JASMINE RISKE: The only person that I have to help me is my landlord. And I mean, he’s been notified multiple times and there’s nothing. We didn’t have the money for like a nice, fancy apartment. Because people have less than somebody else, their children deserve to be sick? How is that fair to anybody?
NARRATION: Jasmine worries about the long-term effects of lead on Elijah.
JASMINE RISKE: So, I’m just…
JUNE TOURANGEAU: No, no. Whatever questions, no, please. You’re always going to watch him and if you ever feel that he’s not doing the things that he should be, then you definitely talk to the pediatrician. We can’t change what happened, but we can go forward.
JASMINE RISKE: Yeah.
NARRATION: … Just as Liz once worried about Sam.
LIZ COLON: I think it was a direct result of lead poisoning that he was slower in school. He was impulsive. And it was hard for him to process, math and reading comprehension. But he did okay because we put a lot of work into it, providing extra support wherever we could.
Sam today is 24 years old. He’s really grown up and he’s really worked hard. He now works with adults with disabilities. And he’s great at his job and he loves it.

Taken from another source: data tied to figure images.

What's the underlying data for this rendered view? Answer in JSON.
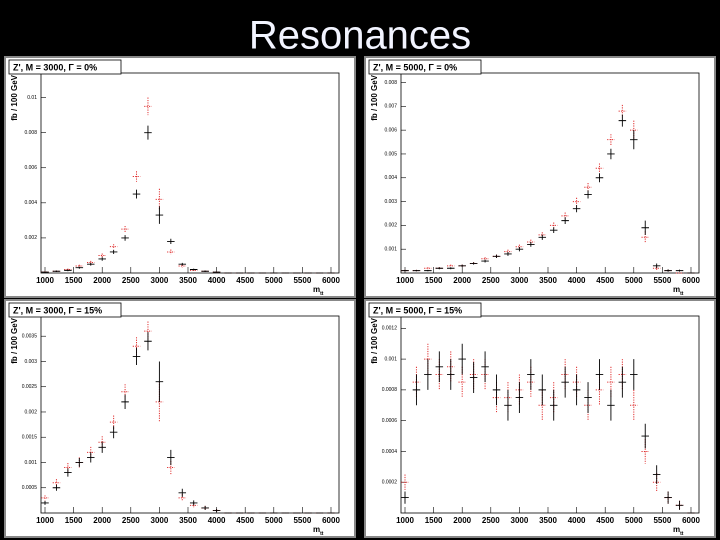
{
  "title": "Resonances",
  "chart_data": [
    {
      "type": "histogram-points",
      "title": "Z', M = 3000, Γ = 0%",
      "ylabel": "fb / 100 GeV",
      "xlabel": "m",
      "xlabel_sub": "tt",
      "xlim": [
        930,
        6140
      ],
      "xticks": [
        1000,
        1500,
        2000,
        2500,
        3000,
        3500,
        4000,
        4500,
        5000,
        5500,
        6000
      ],
      "ylim": [
        0,
        0.0114
      ],
      "yticks": [
        0.002,
        0.004,
        0.006,
        0.008,
        0.01
      ],
      "x": [
        1000,
        1200,
        1400,
        1600,
        1800,
        2000,
        2200,
        2400,
        2600,
        2800,
        3000,
        3200,
        3400,
        3600,
        3800,
        4000,
        4200,
        4400,
        4600,
        4800,
        5000,
        5200,
        5400,
        5600,
        5800,
        6000
      ],
      "series": [
        {
          "color": "#e03030",
          "style": "dotted",
          "values": [
            6e-05,
            0.0001,
            0.0002,
            0.0004,
            0.0006,
            0.001,
            0.0015,
            0.0025,
            0.0055,
            0.0095,
            0.0042,
            0.0012,
            0.0004,
            0.00015,
            0.0001,
            5e-05,
            0,
            0,
            0,
            0,
            0,
            0,
            0,
            0,
            0,
            0
          ],
          "errors": [
            3e-05,
            4e-05,
            5e-05,
            7e-05,
            9e-05,
            0.00011,
            0.00014,
            0.00018,
            0.0003,
            0.0005,
            0.0006,
            0.00014,
            8e-05,
            5e-05,
            4e-05,
            3e-05,
            0,
            0,
            0,
            0,
            0,
            0,
            0,
            0,
            0,
            0
          ]
        },
        {
          "color": "#000000",
          "style": "solid",
          "values": [
            5e-05,
            0.0001,
            0.00015,
            0.0003,
            0.0005,
            0.0008,
            0.0012,
            0.002,
            0.0045,
            0.008,
            0.0033,
            0.0018,
            0.0005,
            0.0002,
            0.0001,
            5e-05,
            0,
            0,
            0,
            0,
            0,
            0,
            0,
            0,
            0,
            0
          ],
          "errors": [
            3e-05,
            4e-05,
            5e-05,
            6e-05,
            8e-05,
            0.0001,
            0.00012,
            0.00016,
            0.00025,
            0.0004,
            0.0005,
            0.00015,
            8e-05,
            5e-05,
            4e-05,
            3e-05,
            0,
            0,
            0,
            0,
            0,
            0,
            0,
            0,
            0,
            0
          ]
        }
      ]
    },
    {
      "type": "histogram-points",
      "title": "Z', M = 5000, Γ = 0%",
      "ylabel": "fb / 100 GeV",
      "xlabel": "m",
      "xlabel_sub": "tt",
      "xlim": [
        930,
        6140
      ],
      "xticks": [
        1000,
        1500,
        2000,
        2500,
        3000,
        3500,
        4000,
        4500,
        5000,
        5500,
        6000
      ],
      "ylim": [
        0,
        0.0084
      ],
      "yticks": [
        0.001,
        0.002,
        0.003,
        0.004,
        0.005,
        0.006,
        0.007,
        0.008
      ],
      "x": [
        1000,
        1200,
        1400,
        1600,
        1800,
        2000,
        2200,
        2400,
        2600,
        2800,
        3000,
        3200,
        3400,
        3600,
        3800,
        4000,
        4200,
        4400,
        4600,
        4800,
        5000,
        5200,
        5400,
        5600,
        5800,
        6000
      ],
      "series": [
        {
          "color": "#e03030",
          "style": "dotted",
          "values": [
            0.0001,
            0.0001,
            0.0002,
            0.0002,
            0.0003,
            0.0003,
            0.0004,
            0.0006,
            0.0007,
            0.0009,
            0.0011,
            0.0013,
            0.0016,
            0.002,
            0.0024,
            0.003,
            0.0036,
            0.0044,
            0.0056,
            0.0068,
            0.006,
            0.0015,
            0.0002,
            0.0001,
            0,
            0
          ],
          "errors": [
            3e-05,
            3e-05,
            4e-05,
            4e-05,
            5e-05,
            5e-05,
            5e-05,
            6e-05,
            7e-05,
            8e-05,
            9e-05,
            0.0001,
            0.00011,
            0.00012,
            0.00014,
            0.00016,
            0.00018,
            0.0002,
            0.00023,
            0.00026,
            0.0004,
            0.00025,
            8e-05,
            4e-05,
            0,
            0
          ]
        },
        {
          "color": "#000000",
          "style": "solid",
          "values": [
            0.0001,
            0.0001,
            0.0001,
            0.0002,
            0.0002,
            0.0003,
            0.0004,
            0.0005,
            0.0007,
            0.0008,
            0.001,
            0.0012,
            0.0015,
            0.0018,
            0.0022,
            0.0027,
            0.0033,
            0.004,
            0.005,
            0.0064,
            0.0056,
            0.0019,
            0.0003,
            0.0001,
            0.0001,
            0
          ],
          "errors": [
            3e-05,
            3e-05,
            3e-05,
            4e-05,
            4e-05,
            5e-05,
            5e-05,
            6e-05,
            7e-05,
            8e-05,
            9e-05,
            0.0001,
            0.00011,
            0.00012,
            0.00014,
            0.00015,
            0.00017,
            0.00019,
            0.00022,
            0.00025,
            0.0004,
            0.0003,
            0.0001,
            5e-05,
            4e-05,
            0
          ]
        }
      ]
    },
    {
      "type": "histogram-points",
      "title": "Z', M = 3000, Γ = 15%",
      "ylabel": "fb / 100 GeV",
      "xlabel": "m",
      "xlabel_sub": "tt",
      "xlim": [
        930,
        6140
      ],
      "xticks": [
        1000,
        1500,
        2000,
        2500,
        3000,
        3500,
        4000,
        4500,
        5000,
        5500,
        6000
      ],
      "ylim": [
        0,
        0.0039
      ],
      "yticks": [
        0.0005,
        0.001,
        0.0015,
        0.002,
        0.0025,
        0.003,
        0.0035
      ],
      "x": [
        1000,
        1200,
        1400,
        1600,
        1800,
        2000,
        2200,
        2400,
        2600,
        2800,
        3000,
        3200,
        3400,
        3600,
        3800,
        4000,
        4200,
        4400,
        4600,
        4800,
        5000,
        5200,
        5400,
        5600,
        5800,
        6000
      ],
      "series": [
        {
          "color": "#e03030",
          "style": "dotted",
          "values": [
            0.0003,
            0.0006,
            0.0009,
            0.001,
            0.0012,
            0.0014,
            0.0018,
            0.0024,
            0.0033,
            0.0036,
            0.0022,
            0.0009,
            0.0003,
            0.00015,
            0.0001,
            5e-05,
            0,
            0,
            0,
            0,
            0,
            0,
            0,
            0,
            0,
            0
          ],
          "errors": [
            5e-05,
            7e-05,
            9e-05,
            0.0001,
            0.00011,
            0.00012,
            0.00013,
            0.00015,
            0.00018,
            0.00019,
            0.0004,
            0.00013,
            7e-05,
            5e-05,
            4e-05,
            3e-05,
            0,
            0,
            0,
            0,
            0,
            0,
            0,
            0,
            0,
            0
          ]
        },
        {
          "color": "#000000",
          "style": "solid",
          "values": [
            0.0002,
            0.0005,
            0.0008,
            0.001,
            0.0011,
            0.0013,
            0.0016,
            0.0022,
            0.0031,
            0.0034,
            0.0026,
            0.0011,
            0.0004,
            0.0002,
            0.0001,
            5e-05,
            0,
            0,
            0,
            0,
            0,
            0,
            0,
            0,
            0,
            0
          ],
          "errors": [
            4e-05,
            6e-05,
            8e-05,
            9e-05,
            0.0001,
            0.00011,
            0.00012,
            0.00014,
            0.00017,
            0.00018,
            0.0004,
            0.00015,
            8e-05,
            5e-05,
            4e-05,
            3e-05,
            0,
            0,
            0,
            0,
            0,
            0,
            0,
            0,
            0,
            0
          ]
        }
      ]
    },
    {
      "type": "histogram-points",
      "title": "Z', M = 5000, Γ = 15%",
      "ylabel": "fb / 100 GeV",
      "xlabel": "m",
      "xlabel_sub": "tt",
      "xlim": [
        930,
        6140
      ],
      "xticks": [
        1000,
        1500,
        2000,
        2500,
        3000,
        3500,
        4000,
        4500,
        5000,
        5500,
        6000
      ],
      "ylim": [
        0,
        0.00128
      ],
      "yticks": [
        0.0002,
        0.0004,
        0.0006,
        0.0008,
        0.001,
        0.0012
      ],
      "x": [
        1000,
        1200,
        1400,
        1600,
        1800,
        2000,
        2200,
        2400,
        2600,
        2800,
        3000,
        3200,
        3400,
        3600,
        3800,
        4000,
        4200,
        4400,
        4600,
        4800,
        5000,
        5200,
        5400,
        5600,
        5800,
        6000
      ],
      "series": [
        {
          "color": "#e03030",
          "style": "dotted",
          "values": [
            0.0002,
            0.00085,
            0.001,
            0.0009,
            0.00095,
            0.00085,
            0.0009,
            0.0009,
            0.00075,
            0.00075,
            0.0008,
            0.00085,
            0.0007,
            0.00075,
            0.0009,
            0.00085,
            0.0007,
            0.0008,
            0.00085,
            0.0009,
            0.0007,
            0.0004,
            0.0002,
            0.0001,
            5e-05,
            0
          ],
          "errors": [
            5e-05,
            0.0001,
            0.0001,
            0.0001,
            0.0001,
            0.0001,
            0.0001,
            0.0001,
            0.0001,
            0.0001,
            0.0001,
            0.0001,
            0.0001,
            0.0001,
            0.0001,
            0.0001,
            0.0001,
            0.0001,
            0.0001,
            0.0001,
            0.0001,
            8e-05,
            6e-05,
            4e-05,
            3e-05,
            0
          ]
        },
        {
          "color": "#000000",
          "style": "solid",
          "values": [
            0.0001,
            0.0008,
            0.0009,
            0.00095,
            0.0009,
            0.001,
            0.00088,
            0.00095,
            0.0008,
            0.0007,
            0.00075,
            0.0009,
            0.0008,
            0.0007,
            0.00085,
            0.0008,
            0.00075,
            0.0009,
            0.0007,
            0.00085,
            0.0009,
            0.0005,
            0.00025,
            0.0001,
            5e-05,
            0
          ],
          "errors": [
            4e-05,
            0.0001,
            0.0001,
            0.0001,
            0.0001,
            0.0001,
            0.0001,
            0.0001,
            0.0001,
            0.0001,
            0.0001,
            0.0001,
            0.0001,
            0.0001,
            0.0001,
            0.0001,
            0.0001,
            0.0001,
            0.0001,
            0.0001,
            0.0001,
            8e-05,
            6e-05,
            4e-05,
            3e-05,
            0
          ]
        }
      ]
    }
  ]
}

ARCHIVAL (ABC Cleveland, 2-4-16):
NEWS REPORT: Thirty percent of children in some neighborhoods on Cleveland’s east side could have lead poisoning issues.
ARCHIVAL (KDKA, 2-4-16):
ANCHOR: Eighteen cities in Pennsylvania reported higher levels of lead exposure than Flint.
ARCHIVAL (WABC, 7-10-18):
ANCHOR: Now New York Mayor DeBlasio ordering lead inspections of nearly 130,000 public housing units.
NARRATION: All across the country, communities are still looking for resources to fix the problem of old lead paint. But, it’s hard to know where they will find the answer.
LARRY BROOKS: I understand why they want to resist. But, my hope would just be that the paint companies would work with others and try address the hazards that they unintentionally created. It’s like addressing an oil spill. Those companies have to step forward and clean up the accident that they created.